National charities and industry associations are ditching Trump properties like Mar-a-Lago for annual galas and conferences, but at least one association with business before the White House is set to visit Trump National Doral for its annual conference.
The Community Financial Services Association of America, an interest group that represents the payday loan industry, is hosting its four-day annual conference in April 2018 at Donald Trump’s 90-hole golf resort 12 miles west of downtown Miami.
Payday loans are a form of high-interest credit usually taken out by low-income people who aren’t able to borrow from traditional banks.

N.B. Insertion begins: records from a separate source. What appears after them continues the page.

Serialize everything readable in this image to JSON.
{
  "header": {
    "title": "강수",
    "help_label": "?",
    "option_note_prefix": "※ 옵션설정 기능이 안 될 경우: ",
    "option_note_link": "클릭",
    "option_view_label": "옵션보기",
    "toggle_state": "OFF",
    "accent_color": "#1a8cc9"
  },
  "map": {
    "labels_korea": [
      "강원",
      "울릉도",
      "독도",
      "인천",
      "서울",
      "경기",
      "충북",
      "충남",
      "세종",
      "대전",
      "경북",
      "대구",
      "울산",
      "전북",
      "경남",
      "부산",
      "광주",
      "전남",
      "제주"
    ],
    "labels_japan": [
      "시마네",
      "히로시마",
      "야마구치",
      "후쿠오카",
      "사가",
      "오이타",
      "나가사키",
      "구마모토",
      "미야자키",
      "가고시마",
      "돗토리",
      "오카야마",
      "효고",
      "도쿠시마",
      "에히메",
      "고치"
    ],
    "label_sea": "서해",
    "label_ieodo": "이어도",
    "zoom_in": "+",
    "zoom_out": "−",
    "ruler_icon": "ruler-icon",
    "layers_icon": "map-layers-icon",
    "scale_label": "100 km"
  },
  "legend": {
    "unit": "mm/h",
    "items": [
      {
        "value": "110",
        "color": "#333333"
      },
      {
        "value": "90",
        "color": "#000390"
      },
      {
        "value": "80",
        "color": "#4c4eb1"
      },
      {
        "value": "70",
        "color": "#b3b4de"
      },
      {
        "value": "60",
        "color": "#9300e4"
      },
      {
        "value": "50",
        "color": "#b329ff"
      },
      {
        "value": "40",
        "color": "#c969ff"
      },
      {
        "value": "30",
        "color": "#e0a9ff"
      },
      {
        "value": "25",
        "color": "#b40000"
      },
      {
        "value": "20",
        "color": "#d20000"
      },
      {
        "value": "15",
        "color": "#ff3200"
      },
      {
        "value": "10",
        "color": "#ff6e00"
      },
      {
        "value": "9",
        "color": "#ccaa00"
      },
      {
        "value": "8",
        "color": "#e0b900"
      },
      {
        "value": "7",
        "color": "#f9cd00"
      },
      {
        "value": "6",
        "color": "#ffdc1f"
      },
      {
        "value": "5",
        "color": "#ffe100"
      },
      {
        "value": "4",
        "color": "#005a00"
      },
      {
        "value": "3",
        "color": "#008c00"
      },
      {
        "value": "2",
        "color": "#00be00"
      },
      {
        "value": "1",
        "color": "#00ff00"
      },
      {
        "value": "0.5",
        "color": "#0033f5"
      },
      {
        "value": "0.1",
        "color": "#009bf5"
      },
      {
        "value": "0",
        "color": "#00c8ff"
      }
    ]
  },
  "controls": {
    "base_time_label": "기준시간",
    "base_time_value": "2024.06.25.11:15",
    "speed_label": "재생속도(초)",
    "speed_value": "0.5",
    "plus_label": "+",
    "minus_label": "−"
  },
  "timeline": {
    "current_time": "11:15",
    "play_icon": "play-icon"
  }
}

Many consumers access the loans online, and critics say the loans can be predatory.
Last month, the Consumer Financial Protection Bureau, a federal agency responsible for consumer protection in the financial sector, finalized a rule that requires payday lenders to determine up front whether people can afford to pay their loans, a decision that was criticized by the Community Financial Services Association of America.
“The CFPB’s misguided rule will only serve to cut off their access to vital credit when they need it the most,” association CEO Dennis Shaul said in a statement in October. “The rule is not only misguided, it’s hideously complex for loans of a few hundred dollars.”

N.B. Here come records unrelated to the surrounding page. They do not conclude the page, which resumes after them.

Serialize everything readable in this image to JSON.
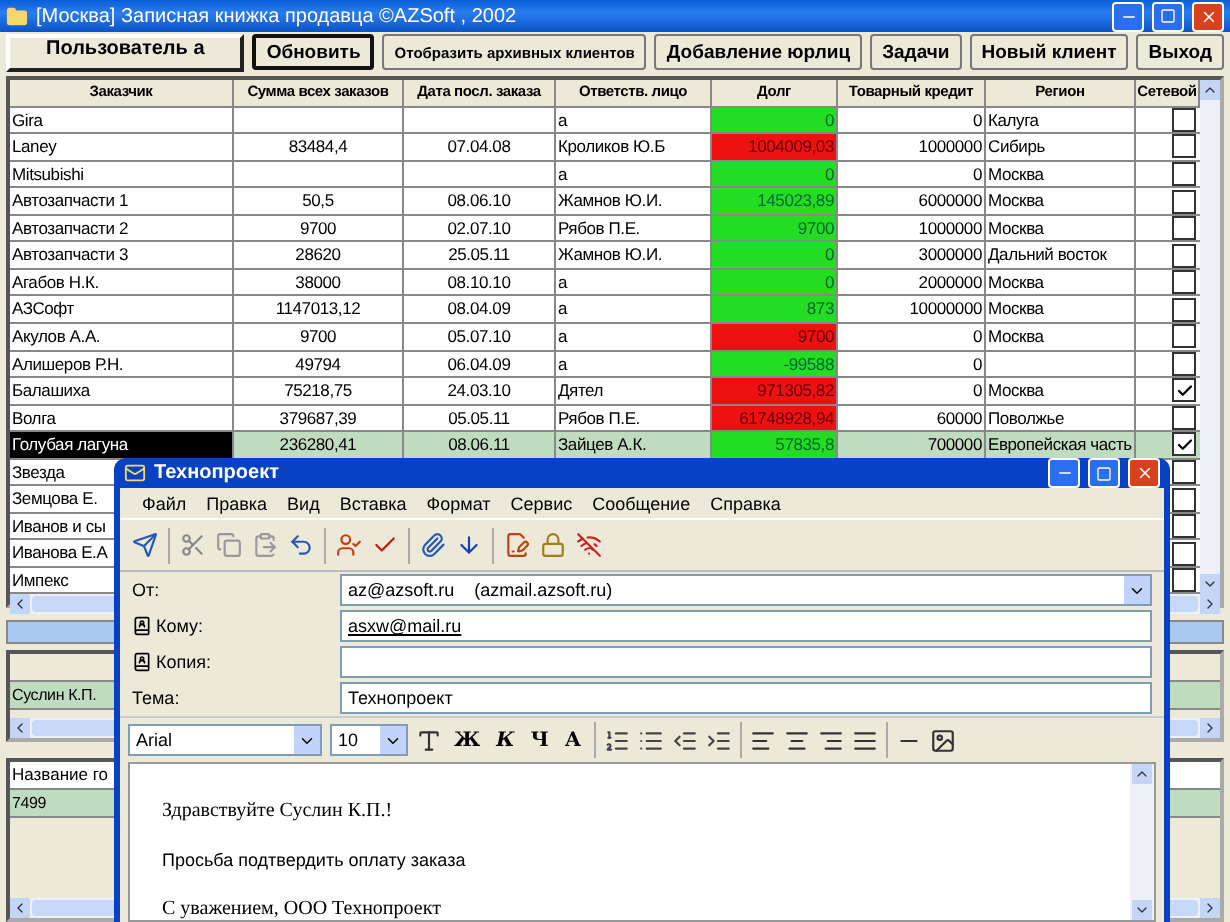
{
  "window": {
    "title": "[Москва] Записная книжка продавца ©AZSoft , 2002"
  },
  "toolbar": {
    "user": "Пользователь а",
    "buttons": [
      "Обновить",
      "Отобразить архивных клиентов",
      "Добавление юрлиц",
      "Задачи",
      "Новый клиент",
      "Выход"
    ]
  },
  "table": {
    "columns": [
      "Заказчик",
      "Сумма всех заказов",
      "Дата посл. заказа",
      "Ответств. лицо",
      "Долг",
      "Товарный кредит",
      "Регион",
      "Сетевой"
    ],
    "rows": [
      {
        "name": "Gira",
        "total": "",
        "last_order": "",
        "manager": "а",
        "debt": "0",
        "overdue": false,
        "credit": "0",
        "region": "Калуга",
        "network": false,
        "selected": false
      },
      {
        "name": "Laney",
        "total": "83484,4",
        "last_order": "07.04.08",
        "manager": "Кроликов Ю.Б",
        "debt": "1004009,03",
        "overdue": true,
        "credit": "1000000",
        "region": "Сибирь",
        "network": false,
        "selected": false
      },
      {
        "name": "Mitsubishi",
        "total": "",
        "last_order": "",
        "manager": "а",
        "debt": "0",
        "overdue": false,
        "credit": "0",
        "region": "Москва",
        "network": false,
        "selected": false
      },
      {
        "name": "Автозапчасти 1",
        "total": "50,5",
        "last_order": "08.06.10",
        "manager": "Жамнов Ю.И.",
        "debt": "145023,89",
        "overdue": false,
        "credit": "6000000",
        "region": "Москва",
        "network": false,
        "selected": false
      },
      {
        "name": "Автозапчасти 2",
        "total": "9700",
        "last_order": "02.07.10",
        "manager": "Рябов П.Е.",
        "debt": "9700",
        "overdue": false,
        "credit": "1000000",
        "region": "Москва",
        "network": false,
        "selected": false
      },
      {
        "name": "Автозапчасти 3",
        "total": "28620",
        "last_order": "25.05.11",
        "manager": "Жамнов Ю.И.",
        "debt": "0",
        "overdue": false,
        "credit": "3000000",
        "region": "Дальний восток",
        "network": false,
        "selected": false
      },
      {
        "name": "Агабов Н.К.",
        "total": "38000",
        "last_order": "08.10.10",
        "manager": "а",
        "debt": "0",
        "overdue": false,
        "credit": "2000000",
        "region": "Москва",
        "network": false,
        "selected": false
      },
      {
        "name": "АЗСофт",
        "total": "1147013,12",
        "last_order": "08.04.09",
        "manager": "а",
        "debt": "873",
        "overdue": false,
        "credit": "10000000",
        "region": "Москва",
        "network": false,
        "selected": false
      },
      {
        "name": "Акулов А.А.",
        "total": "9700",
        "last_order": "05.07.10",
        "manager": "а",
        "debt": "9700",
        "overdue": true,
        "credit": "0",
        "region": "Москва",
        "network": false,
        "selected": false
      },
      {
        "name": "Алишеров Р.Н.",
        "total": "49794",
        "last_order": "06.04.09",
        "manager": "а",
        "debt": "-99588",
        "overdue": false,
        "credit": "0",
        "region": "",
        "network": false,
        "selected": false
      },
      {
        "name": "Балашиха",
        "total": "75218,75",
        "last_order": "24.03.10",
        "manager": "Дятел",
        "debt": "971305,82",
        "overdue": true,
        "credit": "0",
        "region": "Москва",
        "network": true,
        "selected": false
      },
      {
        "name": "Волга",
        "total": "379687,39",
        "last_order": "05.05.11",
        "manager": "Рябов П.Е.",
        "debt": "61748928,94",
        "overdue": true,
        "credit": "60000",
        "region": "Поволжье",
        "network": false,
        "selected": false
      },
      {
        "name": "Голубая лагуна",
        "total": "236280,41",
        "last_order": "08.06.11",
        "manager": "Зайцев А.К.",
        "debt": "57835,8",
        "overdue": false,
        "credit": "700000",
        "region": "Европейская часть",
        "network": true,
        "selected": true
      },
      {
        "name": "Звезда",
        "network": false,
        "selected": false
      },
      {
        "name": "Земцова Е.",
        "network": false,
        "selected": false
      },
      {
        "name": "Иванов и сы",
        "network": false,
        "selected": false
      },
      {
        "name": "Иванова Е.А",
        "network": false,
        "selected": false
      },
      {
        "name": "Импекс",
        "network": false,
        "selected": false
      }
    ]
  },
  "contacts_panel": {
    "rows": [
      {
        "name": "Суслин К.П.",
        "selected": true
      }
    ]
  },
  "goods_panel": {
    "columns": [
      "Название го"
    ],
    "rows": [
      {
        "value": "7499",
        "selected": true
      }
    ]
  },
  "email_window": {
    "title": "Технопроект",
    "menu": [
      "Файл",
      "Правка",
      "Вид",
      "Вставка",
      "Формат",
      "Сервис",
      "Сообщение",
      "Справка"
    ],
    "from": {
      "label": "От:",
      "value": "az@azsoft.ru    (azmail.azsoft.ru)"
    },
    "to": {
      "label": "Кому:",
      "value": "asxw@mail.ru"
    },
    "cc": {
      "label": "Копия:"
    },
    "subject": {
      "label": "Тема:",
      "value": "Технопроект"
    },
    "font": "Arial",
    "size": "10",
    "format_buttons": [
      "Ж",
      "К",
      "Ч",
      "А"
    ],
    "body": [
      {
        "text": "Здравствуйте Суслин К.П.!",
        "kind": "serif"
      },
      {
        "text": "Просьба подтвердить оплату заказа",
        "kind": "sans"
      },
      {
        "text": "С уважением, ООО Технопроект",
        "kind": "serif"
      }
    ]
  }
}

The CFPB, established by Congress in the aftermath of the 2008 financial crisis, has long been a target of Republicans, who charge that the agency creates burdensome regulations for industry groups. The CFPB was proposed by liberal Massachusetts Sen. Elizabeth Warren, which further rankles Republicans.
Florida Sen. Marco Rubio is a co-sponsor of a bill proposed by Texas Sen. Ted Cruz that would eliminate the CFPB.

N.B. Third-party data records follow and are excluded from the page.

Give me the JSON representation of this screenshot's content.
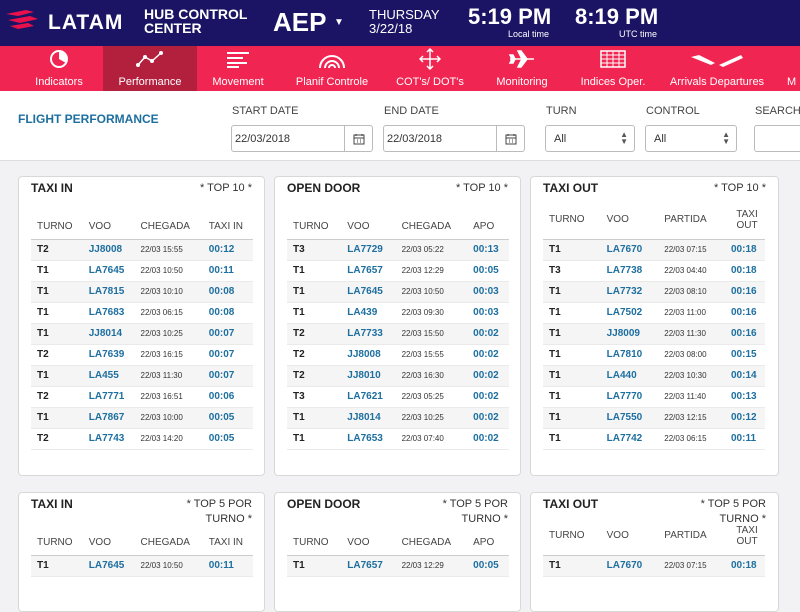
{
  "header": {
    "logo_text": "LATAM",
    "hub_title": "HUB CONTROL CENTER",
    "airport": "AEP",
    "day": "THURSDAY",
    "date": "3/22/18",
    "local_time": "5:19 PM",
    "local_label": "Local time",
    "utc_time": "8:19 PM",
    "utc_label": "UTC time"
  },
  "nav": [
    {
      "label": "Indicators",
      "icon": "pie-chart-icon"
    },
    {
      "label": "Performance",
      "icon": "line-chart-icon",
      "active": true
    },
    {
      "label": "Movement",
      "icon": "bars-icon"
    },
    {
      "label": "Planif Controle",
      "icon": "radar-icon"
    },
    {
      "label": "COT's/ DOT's",
      "icon": "arrows-icon"
    },
    {
      "label": "Monitoring",
      "icon": "plane-icon"
    },
    {
      "label": "Indices Oper.",
      "icon": "table-icon"
    },
    {
      "label": "Arrivals Departures",
      "icon": "plane-takeoff-icon"
    },
    {
      "label": "M",
      "icon": "more-icon"
    }
  ],
  "filters": {
    "page_title": "FLIGHT PERFORMANCE",
    "start_label": "START DATE",
    "start_value": "22/03/2018",
    "end_label": "END DATE",
    "end_value": "22/03/2018",
    "turn_label": "TURN",
    "turn_value": "All",
    "control_label": "CONTROL",
    "control_value": "All",
    "search_label": "SEARCH"
  },
  "cards": [
    {
      "title": "TAXI IN",
      "subtitle": "* TOP 10 *",
      "headers": [
        "TURNO",
        "VOO",
        "CHEGADA",
        "TAXI IN"
      ],
      "rows": [
        [
          "T2",
          "JJ8008",
          "22/03 15:55",
          "00:12"
        ],
        [
          "T1",
          "LA7645",
          "22/03 10:50",
          "00:11"
        ],
        [
          "T1",
          "LA7815",
          "22/03 10:10",
          "00:08"
        ],
        [
          "T1",
          "LA7683",
          "22/03 06:15",
          "00:08"
        ],
        [
          "T1",
          "JJ8014",
          "22/03 10:25",
          "00:07"
        ],
        [
          "T2",
          "LA7639",
          "22/03 16:15",
          "00:07"
        ],
        [
          "T1",
          "LA455",
          "22/03 11:30",
          "00:07"
        ],
        [
          "T2",
          "LA7771",
          "22/03 16:51",
          "00:06"
        ],
        [
          "T1",
          "LA7867",
          "22/03 10:00",
          "00:05"
        ],
        [
          "T2",
          "LA7743",
          "22/03 14:20",
          "00:05"
        ]
      ]
    },
    {
      "title": "OPEN DOOR",
      "subtitle": "* TOP 10 *",
      "headers": [
        "TURNO",
        "VOO",
        "CHEGADA",
        "APO"
      ],
      "rows": [
        [
          "T3",
          "LA7729",
          "22/03 05:22",
          "00:13"
        ],
        [
          "T1",
          "LA7657",
          "22/03 12:29",
          "00:05"
        ],
        [
          "T1",
          "LA7645",
          "22/03 10:50",
          "00:03"
        ],
        [
          "T1",
          "LA439",
          "22/03 09:30",
          "00:03"
        ],
        [
          "T2",
          "LA7733",
          "22/03 15:50",
          "00:02"
        ],
        [
          "T2",
          "JJ8008",
          "22/03 15:55",
          "00:02"
        ],
        [
          "T2",
          "JJ8010",
          "22/03 16:30",
          "00:02"
        ],
        [
          "T3",
          "LA7621",
          "22/03 05:25",
          "00:02"
        ],
        [
          "T1",
          "JJ8014",
          "22/03 10:25",
          "00:02"
        ],
        [
          "T1",
          "LA7653",
          "22/03 07:40",
          "00:02"
        ]
      ]
    },
    {
      "title": "TAXI OUT",
      "subtitle": "* TOP 10 *",
      "headers": [
        "TURNO",
        "VOO",
        "PARTIDA",
        "TAXI OUT"
      ],
      "rows": [
        [
          "T1",
          "LA7670",
          "22/03 07:15",
          "00:18"
        ],
        [
          "T3",
          "LA7738",
          "22/03 04:40",
          "00:18"
        ],
        [
          "T1",
          "LA7732",
          "22/03 08:10",
          "00:16"
        ],
        [
          "T1",
          "LA7502",
          "22/03 11:00",
          "00:16"
        ],
        [
          "T1",
          "JJ8009",
          "22/03 11:30",
          "00:16"
        ],
        [
          "T1",
          "LA7810",
          "22/03 08:00",
          "00:15"
        ],
        [
          "T1",
          "LA440",
          "22/03 10:30",
          "00:14"
        ],
        [
          "T1",
          "LA7770",
          "22/03 11:40",
          "00:13"
        ],
        [
          "T1",
          "LA7550",
          "22/03 12:15",
          "00:12"
        ],
        [
          "T1",
          "LA7742",
          "22/03 06:15",
          "00:11"
        ]
      ]
    },
    {
      "title": "TAXI IN",
      "subtitle": "* TOP 5 POR TURNO *",
      "headers": [
        "TURNO",
        "VOO",
        "CHEGADA",
        "TAXI IN"
      ],
      "rows": [
        [
          "T1",
          "LA7645",
          "22/03 10:50",
          "00:11"
        ]
      ]
    },
    {
      "title": "OPEN DOOR",
      "subtitle": "* TOP 5 POR TURNO *",
      "headers": [
        "TURNO",
        "VOO",
        "CHEGADA",
        "APO"
      ],
      "rows": [
        [
          "T1",
          "LA7657",
          "22/03 12:29",
          "00:05"
        ]
      ]
    },
    {
      "title": "TAXI OUT",
      "subtitle": "* TOP 5 POR TURNO *",
      "headers": [
        "TURNO",
        "VOO",
        "PARTIDA",
        "TAXI OUT"
      ],
      "rows": [
        [
          "T1",
          "LA7670",
          "22/03 07:15",
          "00:18"
        ]
      ]
    }
  ],
  "colors": {
    "topbar": "#1b1464",
    "navbar": "#f02552",
    "nav_active": "#b3203e",
    "link": "#1d6fa0"
  }
}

Diane Standaert, executive vice president for the Center for Responsible Lending, a nonprofit that advocates for stronger regulations on the payday loan industry, said that President Donald Trump and Congress could nullify the new CFPB rule and help the payday loan industry by passing a bill that overturns the rule before the rule goes into full effect about two years from now.
“Payday loans are debt traps by design with interest rates averaging 300 percent,” Standaert said. “These small loans cause big problems for low-income people all across the country.”
The CFSAA did not immediately respond to a request for comment. A Trump Organization spokeswoman did not immediately respond to a request for comment.
Trump could also jettison CFPB director Richard Cordray before his term expires in July 2018 and appoint a new director who is less likely to enforce the new payday loan rule, Standaert said, though the new director could not unilaterally reverse the rule on his or her own. Cordray, a former Ohio attorney general, will likely be replaced by a more Trump-friendly director in 2018 if he survives his full term.
“There’s definitely a worry that a new director would not be as aggressive,” Standaert said.
The CFSAA spends thousands every election cycle on political contributions, and it gave $129,500 to federal candidates during the 2016 campaign cycle, according to the Center for Responsive Politics.
Former Florida governor and presidential candidate Jeb Bush, Florida Senate candidate Patrick Murphy and Rep. Alcee Hastings, D-Fort Lauderdale, all received at least $3,000 from the industry group in 2016, and Hastings has also received campaign money during the current 2018 cycle. Bush is a Republican, while Murphy and Hastings are Democrats. Both Rubio and Democratic Sen. Bill Nelson received campaign cash from the CFSAA in the 2012 cycle, while Democratic Rep. Debbie Wasserman Schultz received money during the 2012 and 2014 cycles.
The CFSAA typically holds its annual conference in California during odd-numbered years and on the east coast during even-numbered years, though the group has not used a Trump property in the last five years, according to past conference invitations posted online.
“The payday lenders have been busy over the years trying to block this rule altogether, supporting congressional legislation through the Financial Choice Act, which would have prohibited the bureau from having any jurisdiction over payday lending,” Standaert said. “This is another step in a long-term effort.”
Herald staff writer Nicholas Nehamas contributed to this report.